Aside from Northland, a pair of Hartford area attorneys with little development experience are holding key assets on Pearl.

In 2013, West Hartford attorney Peter S. Gersten became the second-generation owner of the roughly 12,000-square-foot, three-story office building at 234 Pearl St., which has been vacant for the last decade or so.

The 100-year-old structure in the shadow of the Goodwin Square office tower was once a social hall for Italian-Americans, and later became home to the Gersten family, which bought it in the 1950s to house their law practice. Outside, its white-washed brick facade fronting Pearl is barely noticeable, except for the “for sale or joint venture’’ sign mounted above the doorway.

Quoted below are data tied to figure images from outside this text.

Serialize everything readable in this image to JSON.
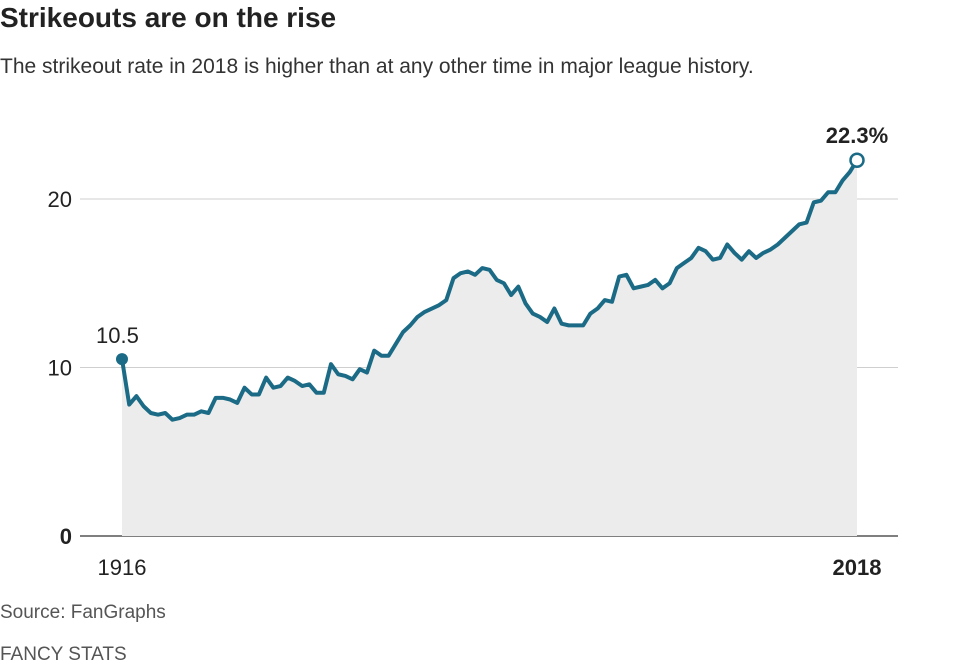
{
  "header": {
    "title": "Strikeouts are on the rise",
    "subtitle": "The strikeout rate in 2018 is higher than at any other time in major league history."
  },
  "footer": {
    "source": "Source: FanGraphs",
    "credit": "FANCY STATS"
  },
  "chart_data": {
    "type": "area",
    "title": "Strikeouts are on the rise",
    "subtitle": "The strikeout rate in 2018 is higher than at any other time in major league history.",
    "xlabel": "",
    "ylabel": "",
    "ylim": [
      0,
      25
    ],
    "xlim": [
      1916,
      2018
    ],
    "y_ticks": [
      0,
      10,
      20
    ],
    "y_tick_labels": [
      "0",
      "10",
      "20"
    ],
    "x_tick_labels": [
      {
        "value": 1916,
        "label": "1916",
        "bold": false
      },
      {
        "value": 2018,
        "label": "2018",
        "bold": true
      }
    ],
    "grid": true,
    "line_color": "#1b6b86",
    "fill_color": "#ececec",
    "annotations": [
      {
        "x": 1916,
        "y": 10.5,
        "label": "10.5",
        "marker": "filled"
      },
      {
        "x": 2018,
        "y": 22.3,
        "label": "22.3%",
        "marker": "open"
      }
    ],
    "series": [
      {
        "x": [
          1916,
          1917,
          1918,
          1919,
          1920,
          1921,
          1922,
          1923,
          1924,
          1925,
          1926,
          1927,
          1928,
          1929,
          1930,
          1931,
          1932,
          1933,
          1934,
          1935,
          1936,
          1937,
          1938,
          1939,
          1940,
          1941,
          1942,
          1943,
          1944,
          1945,
          1946,
          1947,
          1948,
          1949,
          1950,
          1951,
          1952,
          1953,
          1954,
          1955,
          1956,
          1957,
          1958,
          1959,
          1960,
          1961,
          1962,
          1963,
          1964,
          1965,
          1966,
          1967,
          1968,
          1969,
          1970,
          1971,
          1972,
          1973,
          1974,
          1975,
          1976,
          1977,
          1978,
          1979,
          1980,
          1981,
          1982,
          1983,
          1984,
          1985,
          1986,
          1987,
          1988,
          1989,
          1990,
          1991,
          1992,
          1993,
          1994,
          1995,
          1996,
          1997,
          1998,
          1999,
          2000,
          2001,
          2002,
          2003,
          2004,
          2005,
          2006,
          2007,
          2008,
          2009,
          2010,
          2011,
          2012,
          2013,
          2014,
          2015,
          2016,
          2017,
          2018
        ],
        "values": [
          10.5,
          7.8,
          8.3,
          7.7,
          7.3,
          7.2,
          7.3,
          6.9,
          7.0,
          7.2,
          7.2,
          7.4,
          7.3,
          8.2,
          8.2,
          8.1,
          7.9,
          8.8,
          8.4,
          8.4,
          9.4,
          8.8,
          8.9,
          9.4,
          9.2,
          8.9,
          9.0,
          8.5,
          8.5,
          10.2,
          9.6,
          9.5,
          9.3,
          9.9,
          9.7,
          11.0,
          10.7,
          10.7,
          11.4,
          12.1,
          12.5,
          13.0,
          13.3,
          13.5,
          13.7,
          14.0,
          15.3,
          15.6,
          15.7,
          15.5,
          15.9,
          15.8,
          15.2,
          15.0,
          14.3,
          14.8,
          13.8,
          13.2,
          13.0,
          12.7,
          13.5,
          12.6,
          12.5,
          12.5,
          12.5,
          13.2,
          13.5,
          14.0,
          13.9,
          15.4,
          15.5,
          14.7,
          14.8,
          14.9,
          15.2,
          14.7,
          15.0,
          15.9,
          16.2,
          16.5,
          17.1,
          16.9,
          16.4,
          16.5,
          17.3,
          16.8,
          16.4,
          16.9,
          16.5,
          16.8,
          17.0,
          17.3,
          17.7,
          18.1,
          18.5,
          18.6,
          19.8,
          19.9,
          20.4,
          20.4,
          21.1,
          21.6,
          22.3
        ]
      }
    ]
  }
}
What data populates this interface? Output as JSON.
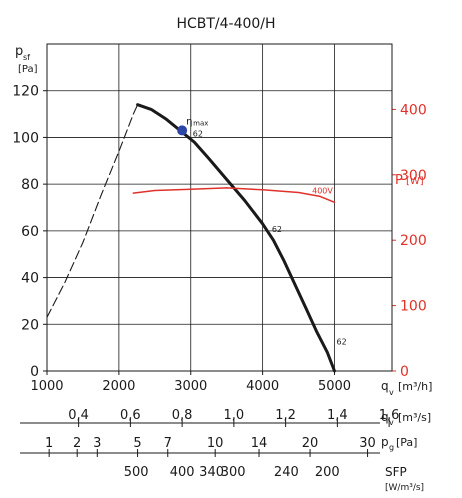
{
  "chart_data": {
    "type": "line",
    "title": "HCBT/4-400/H",
    "left_axis": {
      "label_main": "p",
      "label_sub": "sf",
      "unit": "[Pa]",
      "ticks": [
        0,
        20,
        40,
        60,
        80,
        100,
        120
      ],
      "range": [
        0,
        140
      ]
    },
    "right_axis": {
      "label": "P",
      "unit": "[W]",
      "ticks": [
        0,
        100,
        200,
        300,
        400
      ],
      "range": [
        0,
        500
      ],
      "color": "#e0312a"
    },
    "x_axis": {
      "label_main": "q",
      "label_sub": "v",
      "unit": "[m³/h]",
      "ticks": [
        1000,
        2000,
        3000,
        4000,
        5000
      ],
      "tick_labels": [
        "1000",
        "2000",
        "3000",
        "4000",
        "5000"
      ],
      "range": [
        1000,
        5800
      ]
    },
    "scale_ms": {
      "label_main": "q",
      "label_sub": "v",
      "unit": "[m³/s]",
      "ticks": [
        0.4,
        0.6,
        0.8,
        1.0,
        1.2,
        1.4,
        1.6
      ],
      "tick_labels": [
        "0,4",
        "0,6",
        "0,8",
        "1,0",
        "1,2",
        "1,4",
        "1,6"
      ]
    },
    "scale_pg": {
      "label_main": "p",
      "label_sub": "g",
      "unit": "[Pa]",
      "ticks": [
        1,
        2,
        3,
        5,
        7,
        10,
        14,
        20,
        30
      ],
      "tick_labels": [
        "1",
        "2",
        "3",
        "5",
        "7",
        "10",
        "14",
        "20",
        "30"
      ],
      "x_at": [
        1030,
        1420,
        1700,
        2260,
        2680,
        3340,
        3950,
        4660,
        5460
      ]
    },
    "scale_sfp": {
      "label": "SFP",
      "unit": "[W/m³/s]",
      "ticks": [
        500,
        400,
        340,
        300,
        240,
        200
      ],
      "tick_labels": [
        "500",
        "400",
        "340",
        "300",
        "240",
        "200"
      ],
      "x_at": [
        2240,
        2880,
        3290,
        3590,
        4330,
        4900
      ]
    },
    "series": [
      {
        "role": "pressure_dashed",
        "color": "#1a1a1a",
        "points": [
          [
            1000,
            23
          ],
          [
            1250,
            38
          ],
          [
            1500,
            55
          ],
          [
            1750,
            75
          ],
          [
            2000,
            94
          ],
          [
            2200,
            110
          ],
          [
            2260,
            114
          ]
        ]
      },
      {
        "role": "pressure",
        "color": "#1a1a1a",
        "points": [
          [
            2260,
            114
          ],
          [
            2450,
            112
          ],
          [
            2650,
            108
          ],
          [
            2850,
            103
          ],
          [
            3050,
            98
          ],
          [
            3250,
            91
          ],
          [
            3500,
            82
          ],
          [
            3750,
            73
          ],
          [
            4000,
            63
          ],
          [
            4150,
            56
          ],
          [
            4300,
            47
          ],
          [
            4450,
            37
          ],
          [
            4600,
            27
          ],
          [
            4750,
            17
          ],
          [
            4900,
            8
          ],
          [
            5000,
            0
          ]
        ]
      },
      {
        "name": "400V",
        "axis": "right",
        "color": "#e0312a",
        "points": [
          [
            2200,
            272
          ],
          [
            2500,
            276
          ],
          [
            3000,
            278
          ],
          [
            3500,
            280
          ],
          [
            4000,
            277
          ],
          [
            4500,
            273
          ],
          [
            4800,
            267
          ],
          [
            5000,
            258
          ]
        ]
      }
    ],
    "annotations": [
      {
        "text": "62",
        "x": 3000,
        "y": 100
      },
      {
        "text": "62",
        "x": 4100,
        "y": 59
      },
      {
        "text": "62",
        "x": 5000,
        "y": 11
      }
    ],
    "eta_max": {
      "label_main": "η",
      "label_sub": "max",
      "x": 2880,
      "y": 103,
      "color": "#2e45a8"
    }
  }
}
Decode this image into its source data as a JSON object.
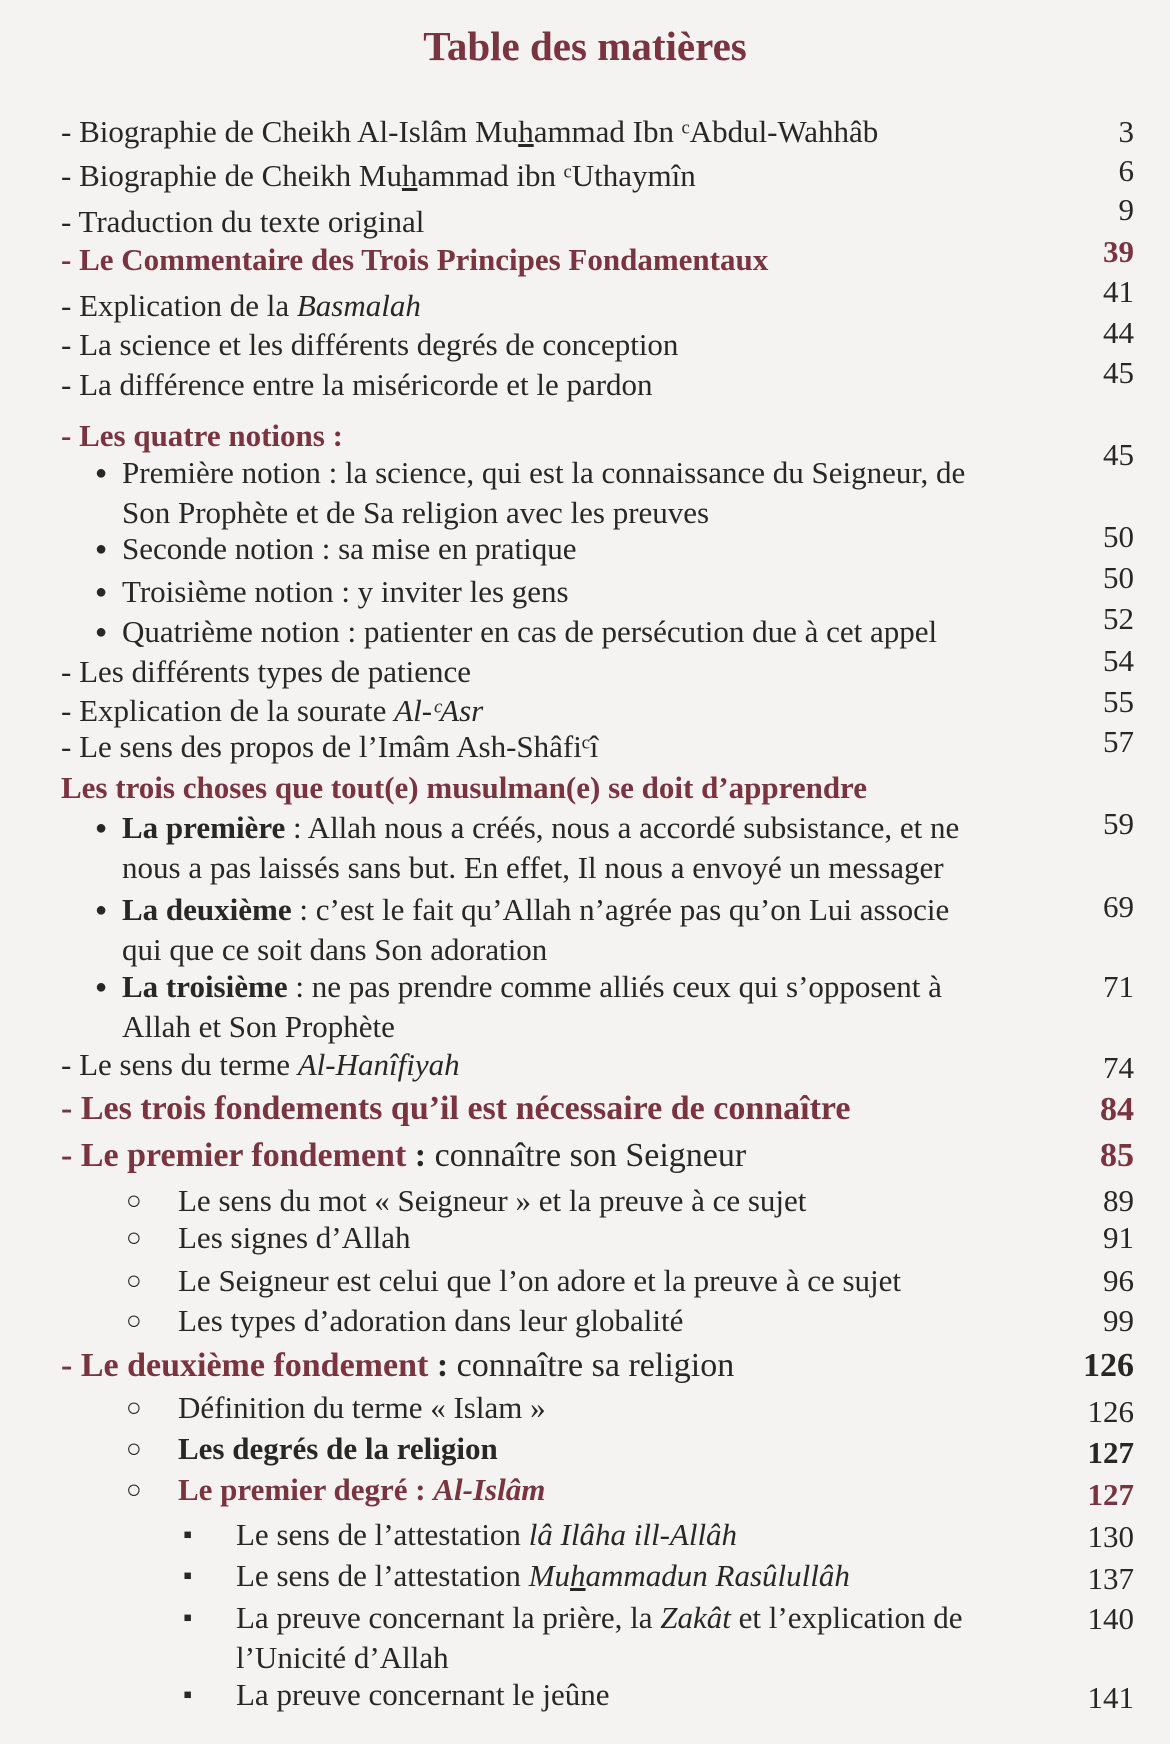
{
  "title": "Table des matières",
  "accent_color": "#7a3440",
  "entries": [
    {
      "bullet": "none",
      "lines": [
        [
          {
            "t": "- Biographie de Cheikh Al-Islâm Mu"
          },
          {
            "t": "h",
            "s": "u"
          },
          {
            "t": "ammad Ibn ᶜAbdul-Wahhâb"
          }
        ]
      ],
      "page": "3"
    },
    {
      "bullet": "none",
      "lines": [
        [
          {
            "t": "- Biographie de Cheikh Mu"
          },
          {
            "t": "h",
            "s": "u"
          },
          {
            "t": "ammad ibn ᶜUthaymîn"
          }
        ]
      ],
      "page": "6"
    },
    {
      "bullet": "none",
      "lines": [
        [
          {
            "t": "- Traduction du texte original"
          }
        ]
      ],
      "page": "9"
    },
    {
      "bullet": "none",
      "lines": [
        [
          {
            "t": "- Le Commentaire des Trois Principes Fondamentaux",
            "s": "r"
          }
        ]
      ],
      "page": "39",
      "page_style": "red"
    },
    {
      "bullet": "none",
      "lines": [
        [
          {
            "t": "- Explication de la "
          },
          {
            "t": "Basmalah",
            "s": "i"
          }
        ]
      ],
      "page": "41"
    },
    {
      "bullet": "none",
      "lines": [
        [
          {
            "t": "- La science et les différents degrés de conception"
          }
        ]
      ],
      "page": "44"
    },
    {
      "bullet": "none",
      "lines": [
        [
          {
            "t": "- La différence entre la miséricorde et le pardon"
          }
        ]
      ],
      "page": "45"
    },
    {
      "bullet": "none",
      "lines": [
        [
          {
            "t": "- Les quatre notions :",
            "s": "r"
          }
        ]
      ],
      "page": ""
    },
    {
      "bullet": "dot",
      "lines": [
        [
          {
            "t": "Première notion : la science, qui est la connaissance du Seigneur, de"
          }
        ],
        [
          {
            "t": "Son Prophète et de Sa religion avec les preuves"
          }
        ]
      ],
      "page": "45"
    },
    {
      "bullet": "dot",
      "lines": [
        [
          {
            "t": "Seconde notion : sa mise en pratique"
          }
        ]
      ],
      "page": "50"
    },
    {
      "bullet": "dot",
      "lines": [
        [
          {
            "t": "Troisième notion : y inviter les gens"
          }
        ]
      ],
      "page": "50"
    },
    {
      "bullet": "dot",
      "lines": [
        [
          {
            "t": "Quatrième notion : patienter en cas de persécution due à cet appel"
          }
        ]
      ],
      "page": "52"
    },
    {
      "bullet": "none",
      "lines": [
        [
          {
            "t": "- Les différents types de patience"
          }
        ]
      ],
      "page": "54"
    },
    {
      "bullet": "none",
      "lines": [
        [
          {
            "t": "- Explication de la sourate "
          },
          {
            "t": "Al-ᶜAsr",
            "s": "i"
          }
        ]
      ],
      "page": "55"
    },
    {
      "bullet": "none",
      "lines": [
        [
          {
            "t": "- Le sens des propos de l’Imâm Ash-Shâfiᶜî"
          }
        ]
      ],
      "page": "57"
    },
    {
      "bullet": "none",
      "lines": [
        [
          {
            "t": "Les trois choses que tout(e) musulman(e) se doit d’apprendre",
            "s": "r"
          }
        ]
      ],
      "page": ""
    },
    {
      "bullet": "dot",
      "lines": [
        [
          {
            "t": "La première",
            "s": "b"
          },
          {
            "t": " : Allah nous a créés, nous a accordé subsistance, et ne"
          }
        ],
        [
          {
            "t": "nous a pas laissés sans but. En effet, Il nous a envoyé un messager"
          }
        ]
      ],
      "page": "59"
    },
    {
      "bullet": "dot",
      "lines": [
        [
          {
            "t": "La deuxième",
            "s": "b"
          },
          {
            "t": " : c’est le fait qu’Allah n’agrée pas qu’on Lui associe"
          }
        ],
        [
          {
            "t": "qui que ce soit dans Son adoration"
          }
        ]
      ],
      "page": "69"
    },
    {
      "bullet": "dot",
      "lines": [
        [
          {
            "t": "La troisième",
            "s": "b"
          },
          {
            "t": " : ne pas prendre comme alliés ceux qui s’opposent à"
          }
        ],
        [
          {
            "t": "Allah et Son Prophète"
          }
        ]
      ],
      "page": "71"
    },
    {
      "bullet": "none",
      "lines": [
        [
          {
            "t": "- Le sens du terme "
          },
          {
            "t": "Al-Hanîfiyah",
            "s": "i"
          }
        ]
      ],
      "page": "74"
    },
    {
      "bullet": "none",
      "lines": [
        [
          {
            "t": "- Les trois fondements qu’il est nécessaire de connaître",
            "s": "r big"
          }
        ]
      ],
      "page": "84",
      "page_style": "red big"
    },
    {
      "bullet": "none",
      "lines": [
        [
          {
            "t": "- Le premier fondement",
            "s": "r big"
          },
          {
            "t": " : ",
            "s": "b big"
          },
          {
            "t": "connaître son Seigneur",
            "s": "big"
          }
        ]
      ],
      "page": "85",
      "page_style": "red big"
    },
    {
      "bullet": "circle",
      "lines": [
        [
          {
            "t": "Le sens du mot « Seigneur » et la preuve à ce sujet"
          }
        ]
      ],
      "page": "89"
    },
    {
      "bullet": "circle",
      "lines": [
        [
          {
            "t": "Les signes d’Allah"
          }
        ]
      ],
      "page": "91"
    },
    {
      "bullet": "circle",
      "lines": [
        [
          {
            "t": "Le Seigneur est celui que l’on adore et la preuve à ce sujet"
          }
        ]
      ],
      "page": "96"
    },
    {
      "bullet": "circle",
      "lines": [
        [
          {
            "t": "Les types d’adoration dans leur globalité"
          }
        ]
      ],
      "page": "99"
    },
    {
      "bullet": "none",
      "lines": [
        [
          {
            "t": "- Le deuxième fondement",
            "s": "r big"
          },
          {
            "t": " : ",
            "s": "b big"
          },
          {
            "t": "connaître sa religion",
            "s": "big"
          }
        ]
      ],
      "page": "126",
      "page_style": "bold big"
    },
    {
      "bullet": "circle",
      "lines": [
        [
          {
            "t": "Définition du terme « Islam »"
          }
        ]
      ],
      "page": "126"
    },
    {
      "bullet": "circle",
      "lines": [
        [
          {
            "t": "Les degrés de la religion",
            "s": "b"
          }
        ]
      ],
      "page": "127",
      "page_style": "bold"
    },
    {
      "bullet": "circle",
      "lines": [
        [
          {
            "t": "Le premier degré : ",
            "s": "r"
          },
          {
            "t": "Al-Islâm",
            "s": "r i"
          }
        ]
      ],
      "page": "127",
      "page_style": "red"
    },
    {
      "bullet": "square",
      "lines": [
        [
          {
            "t": "Le sens de l’attestation "
          },
          {
            "t": "lâ Ilâha ill-Allâh",
            "s": "i"
          }
        ]
      ],
      "page": "130"
    },
    {
      "bullet": "square",
      "lines": [
        [
          {
            "t": "Le sens de l’attestation "
          },
          {
            "t": "Mu",
            "s": "i"
          },
          {
            "t": "h",
            "s": "i u"
          },
          {
            "t": "ammadun Rasûlullâh",
            "s": "i"
          }
        ]
      ],
      "page": "137"
    },
    {
      "bullet": "square",
      "lines": [
        [
          {
            "t": "La preuve concernant la prière, la "
          },
          {
            "t": "Zakât",
            "s": "i"
          },
          {
            "t": " et l’explication de"
          }
        ],
        [
          {
            "t": "l’Unicité d’Allah"
          }
        ]
      ],
      "page": "140"
    },
    {
      "bullet": "square",
      "lines": [
        [
          {
            "t": "La preuve concernant le jeûne"
          }
        ]
      ],
      "page": "141"
    }
  ]
}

Gersten, who does not own any other downtown commercial properties but previously held and then sold apartments near UConn’s Storrs campus, said he hasn’t recently examined new uses for his Pearl Street building. However, about 75 prospective investors and tenants have inquired about the space in recent years.

CRDA’s Freimuth previously toured 234 Pearl and came away impressed. But Gersten and Freimuth both agreed the building could only house up to 12 apartment units, which would not generate enough rental income to offset significant rehabilitation costs.

An office renovation has also been unattractive to Gersten due, in part, to downtown’s high office vacancy rate, which is around 17%, according to commercial realty broker CBRE. Gersten suggested he will wait and see how downtown’s office and residential markets fare in the coming years before making any investments on Pearl Street.

“I am open to creative uses, but fundamentally it needs to make some economic sense,” he said.

synagogue hartford
HBJ Photo | Joe Cooper
The former Ados Israel Synagogue at 215 Pearl St. in downtown Hartford.

Across the street, Del Castillo is waiting for the power to be turned back on at his former synagogue building before it can be overhauled into a two-story meetings/events space.

Del Castillo, who previously chaired the Hartford Redevelopment Agency and once owned the historic “Flatiron” building just north of downtown, said he expects to invest up to $1 million to renovate the property, where he also plans to live and move his law practice.

The project still needs city approval.

Adorned with many of its original architectural components, asbestos also needs to be removed from the building before renovations commence. But Del Castillo, a Peru native, and UConn law graduate, believes the building is still in good shape even though it hasn’t been operational since the 1980s.

On a recent tour of the synagogue, he said he envisions the facility mirroring the Angel Orensanz Center in the lower east side of Manhattan, which was previously a synagogue before its new owners restored it in the 1990s into an art gallery and performance space.

The synagogue is listed on the National Register of Historic Places and will likely be eligible for historic tax credits, according to the state’s historic preservation office. Historic tax credits would also be eligible for those potentially redeveloping 234 Pearl, the firehouse and the former YMCA building, the state said.

After securing tax credits and the city’s blessing, Del Castillo, an avid runner and hiker, said he wants to reopen the synagogue in time for the 2021 Hartford Marathon.

“I think this would be a positive thing for Hartford because it can become a tax generator for the city,” he said.